Bit Test
Friday, June 19, 2015
Factor has a
bit?
generic that is used to test an integer to see if a particular bit is
set. When operating on
fixnum
integers, this is implemented by the fixnum-bit?
word:
: fixnum-bit? ( x n -- ? )
{ fixnum fixnum } declare
dup 0 >= [ neg shift even? not ] [ 2drop f ] if
Many CPU architectures have instructions for performing a Bit Test. On x86, the BT instruction is available. Below, we are going to implement a compiler intrinsic in the hopes of speeding up this operation in Factor.
Intrinsic
In
cpu.architecture,
add a generic %bit-test
based on our CPU:
HOOK: %bit-test cpu ( dst src1 src2 temp -- )
In cpu.x86,
implement %bit-test
on x86 (returning a boolean using a temporary
register and the CMOVB
instruction to check the
carry flag which holds the
result of the bit test):
M:: x86 %bit-test ( dst src1 src2 temp -- )
src1 src2 BT
dst temp \ CMOVB (%boolean) ;
In
compiler.cfg.instructions,
add a ##bit-test
instruction:
FOLDABLE-INSN: ##bit-test
def: dst/tagged-rep
use: src1/int-rep src2/int-rep
temp: temp/int-rep ;
In
compiler.codegen,
we link the ##bit-test
instruction with the %bit-test
word.
CODEGEN: ##bit-test %bit-test
In
compiler.cfg.intrinsics,
enable replacing fixnum-bit?
with the %bit-test
intrinsic:
: enable-bit-test ( -- )
{
{ fixnum-bit? [ drop [ ^^bit-test ] binary-op ] }
} enable-intrinsics ;
Disassemble
The old assembly using fixnum-bit?
looked like this:
000000010ea00250: mov [rip-0x1ff256], eax
000000010ea00256: sub rsp, 0x8
000000010ea0025a: call 0x10eedf3b0 (integer>fixnum-strict)
000000010ea0025f: mov rax, [r14]
000000010ea00262: cmp rax, 0x0
000000010ea00266: jl 0x10ea002a7 (M\ fixnum bit? + 0x57)
000000010ea0026c: neg rax
000000010ea0026f: mov [r14], rax
000000010ea00272: call 0x10ebec060 (fixnum-shift)
000000010ea00277: mov rax, [r14]
000000010ea0027a: test rax, 0x10
000000010ea00281: mov rax, 0x1
000000010ea0028b: mov rbx, 0x1010eff4c
000000010ea00295: cmovnz rax, rbx
000000010ea00299: mov [r14], rax
000000010ea0029c: mov [rip-0x1ff2a2], eax
000000010ea002a2: add rsp, 0x8
000000010ea002a6: ret
000000010ea002a7: sub r14, 0x8
000000010ea002ab: mov qword [r14], 0x1
000000010ea002b2: mov [rip-0x1ff2b8], eax
000000010ea002b8: add rsp, 0x8
000000010ea002bc: ret
The new assembly looks like this with BT:
000000010e656ec0: mov [rip-0x293ec6], eax
000000010e656ec6: sub rsp, 0x8
000000010e656eca: call 0x10e467ea0 (integer>fixnum-strict)

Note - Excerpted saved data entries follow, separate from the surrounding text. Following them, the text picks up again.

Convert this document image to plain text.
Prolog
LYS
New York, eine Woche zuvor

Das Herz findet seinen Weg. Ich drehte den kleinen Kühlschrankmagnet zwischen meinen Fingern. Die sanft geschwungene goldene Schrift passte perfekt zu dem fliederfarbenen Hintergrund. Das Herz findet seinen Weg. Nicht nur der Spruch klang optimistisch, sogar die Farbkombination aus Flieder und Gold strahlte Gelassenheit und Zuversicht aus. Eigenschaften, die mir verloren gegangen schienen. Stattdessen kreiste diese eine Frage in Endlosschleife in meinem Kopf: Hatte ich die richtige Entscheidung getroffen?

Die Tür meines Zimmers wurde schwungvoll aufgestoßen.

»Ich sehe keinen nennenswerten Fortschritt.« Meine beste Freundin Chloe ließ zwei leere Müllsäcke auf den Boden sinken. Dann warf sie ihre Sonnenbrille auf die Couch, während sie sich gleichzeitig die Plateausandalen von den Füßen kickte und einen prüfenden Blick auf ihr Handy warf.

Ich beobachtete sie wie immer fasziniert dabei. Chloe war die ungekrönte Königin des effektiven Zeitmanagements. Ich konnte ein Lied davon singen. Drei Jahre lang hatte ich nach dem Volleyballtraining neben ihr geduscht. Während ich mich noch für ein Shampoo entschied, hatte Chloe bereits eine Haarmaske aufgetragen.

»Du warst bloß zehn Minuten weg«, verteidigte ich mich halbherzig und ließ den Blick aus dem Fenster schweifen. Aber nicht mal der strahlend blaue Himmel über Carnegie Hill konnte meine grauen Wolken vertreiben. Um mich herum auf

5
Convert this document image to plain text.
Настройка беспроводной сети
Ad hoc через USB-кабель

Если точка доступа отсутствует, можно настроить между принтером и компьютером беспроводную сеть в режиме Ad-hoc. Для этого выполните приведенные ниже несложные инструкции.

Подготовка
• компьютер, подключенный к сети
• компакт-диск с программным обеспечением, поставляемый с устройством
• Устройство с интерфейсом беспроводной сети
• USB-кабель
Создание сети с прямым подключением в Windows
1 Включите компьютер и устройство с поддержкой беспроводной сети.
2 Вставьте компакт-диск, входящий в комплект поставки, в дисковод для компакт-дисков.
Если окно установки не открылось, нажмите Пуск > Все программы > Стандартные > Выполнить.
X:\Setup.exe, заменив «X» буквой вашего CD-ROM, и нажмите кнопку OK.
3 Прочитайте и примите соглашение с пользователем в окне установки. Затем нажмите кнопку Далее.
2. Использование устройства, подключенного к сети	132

000000010e656ecf: mov rax, [r14]
000000010e656ed2: mov rbx, [r14-0x8]
000000010e656ed6: sar rbx, 0x4
000000010e656eda: sar rax, 0x4
000000010e656ede: bt rbx, rax
000000010e656ee2: mov rbx, 0x1
000000010e656eec: mov rcx, 0x1018f169c
000000010e656ef6: cmovb rbx, rcx
000000010e656efa: sub r14, 0x8
000000010e656efe: mov [r14], rbx
000000010e656f01: mov [rip-0x293f07], eax
000000010e656f07: add rsp, 0x8
000000010e656f0b: ret
Performance
Turns out that this speeds up fixnum-bit?
by a lot. Using a simple
test case:
: bench-fixnum-bit ( x n -- ? )
{ fixnum fixnum } declare
[ 0 100,000,000 ] 2dip
'[ _ _ bit? [ 1 + ] when ] times ;
Our old version was decently fast:
IN: scratchpad gc [ 0b101010101 0 bench-fixnum-bit ] time
Running time: 0.821433838 seconds
But our new version is much faster!
IN: scratchpad gc [ 0b101010101 0 bench-fixnum-bit ] time
Running time: 0.239439108 seconds
This has been committed to the development version and is available now.